Cotton was a formidable weapon in Southern diplomacy. Europe was reliant on cotton grown in the South for their textile industry. Over 75% of the cotton used by British came from states within the Confederacy.
By 1863, the Union blockade reduced British cotton imports to 3% of their pre-war levels. Throughout Europe there was a "cotton famine." There was also a great deal of money being made by British shipbuilders. The South needed fast ships to run the blockade, which British shipbuilders were more than happy to furnish.
France had reasons to support the South. Napoleon III saw an opportunity to get cotton and to restore a French presence in America, especially in Mexico, by forging an alliance.
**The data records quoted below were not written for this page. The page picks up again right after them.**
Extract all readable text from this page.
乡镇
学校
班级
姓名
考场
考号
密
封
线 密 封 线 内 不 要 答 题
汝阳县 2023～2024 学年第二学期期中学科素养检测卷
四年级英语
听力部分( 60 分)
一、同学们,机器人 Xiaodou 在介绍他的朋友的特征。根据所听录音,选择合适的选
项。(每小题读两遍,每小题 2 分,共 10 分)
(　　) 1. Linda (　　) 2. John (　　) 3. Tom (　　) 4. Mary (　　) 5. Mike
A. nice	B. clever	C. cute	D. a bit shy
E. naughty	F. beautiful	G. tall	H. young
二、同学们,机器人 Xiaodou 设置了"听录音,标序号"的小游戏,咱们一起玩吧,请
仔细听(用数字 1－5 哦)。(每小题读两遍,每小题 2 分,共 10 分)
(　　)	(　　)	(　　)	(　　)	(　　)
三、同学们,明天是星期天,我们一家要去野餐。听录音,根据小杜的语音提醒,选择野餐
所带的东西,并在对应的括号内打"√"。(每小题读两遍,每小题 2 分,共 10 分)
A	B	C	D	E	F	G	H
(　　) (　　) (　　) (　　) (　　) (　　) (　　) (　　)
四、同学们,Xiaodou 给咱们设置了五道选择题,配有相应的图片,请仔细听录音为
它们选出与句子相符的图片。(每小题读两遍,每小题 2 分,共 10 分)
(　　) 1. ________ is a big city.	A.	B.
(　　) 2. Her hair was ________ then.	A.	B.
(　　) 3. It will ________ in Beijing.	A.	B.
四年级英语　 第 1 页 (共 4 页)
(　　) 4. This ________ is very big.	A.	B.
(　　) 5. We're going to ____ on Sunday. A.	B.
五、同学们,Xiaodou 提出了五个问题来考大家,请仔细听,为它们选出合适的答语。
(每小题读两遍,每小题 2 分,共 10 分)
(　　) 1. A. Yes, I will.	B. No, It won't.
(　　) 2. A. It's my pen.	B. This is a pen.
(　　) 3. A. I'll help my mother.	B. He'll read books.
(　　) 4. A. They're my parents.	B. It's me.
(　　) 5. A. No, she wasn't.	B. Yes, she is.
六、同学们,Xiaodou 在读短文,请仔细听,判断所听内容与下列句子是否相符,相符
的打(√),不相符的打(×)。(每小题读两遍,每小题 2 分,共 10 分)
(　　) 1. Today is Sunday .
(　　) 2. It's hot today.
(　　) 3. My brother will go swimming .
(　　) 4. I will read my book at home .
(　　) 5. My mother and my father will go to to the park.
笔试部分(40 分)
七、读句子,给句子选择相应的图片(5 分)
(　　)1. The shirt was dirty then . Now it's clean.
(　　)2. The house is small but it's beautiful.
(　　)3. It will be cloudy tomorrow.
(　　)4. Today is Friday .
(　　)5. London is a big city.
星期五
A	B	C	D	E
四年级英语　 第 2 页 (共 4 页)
But the North also had cards to play. Crop failures in Europe in the early years of the war increased British dependency on Union wheat. In 1862, over one-half of British grain imports came from the Union. The growth of other British industries such as the iron and shipbuilding offset the decline in the textile industry. British merchant vessels were also carrying much of the trade between the Union and Great Britain, providing another source of income.
The greatest problem for the South lay in its embrace of slavery, as the British took pride in their leadership of ending the trans-Atlantic slave trade. To support a nation that had openly embraced slavery now seemed unthinkable. After the Emancipation Proclamation, Britain was much less prepared to intervene on behalf of the South.
The key for each side was to convince Europe that victory for its side was inevitable. Early Southern victories convinced Britain that the North couldn't triumph against a foe so large and so opposed to domination. This was a lesson reminiscent of the one learned by the British themselves in the Revolutionary War. Yet, despite all its victories, the South never struck a decisive blow to the North. The British felt they must know that the South's independence was certain before recognizing the Confederacy. The Southern loss at Antietam loomed large in the minds of European diplomats.Yet efforts did not stop. Lincoln, his Secretary of State William Seward, and Ambassador Charles Francis Adams labored tirelessly to maintain British neutrality. As late as 1864, Jefferson Davis proposed to release slaves in the South if Britain would recognize the Confederacy.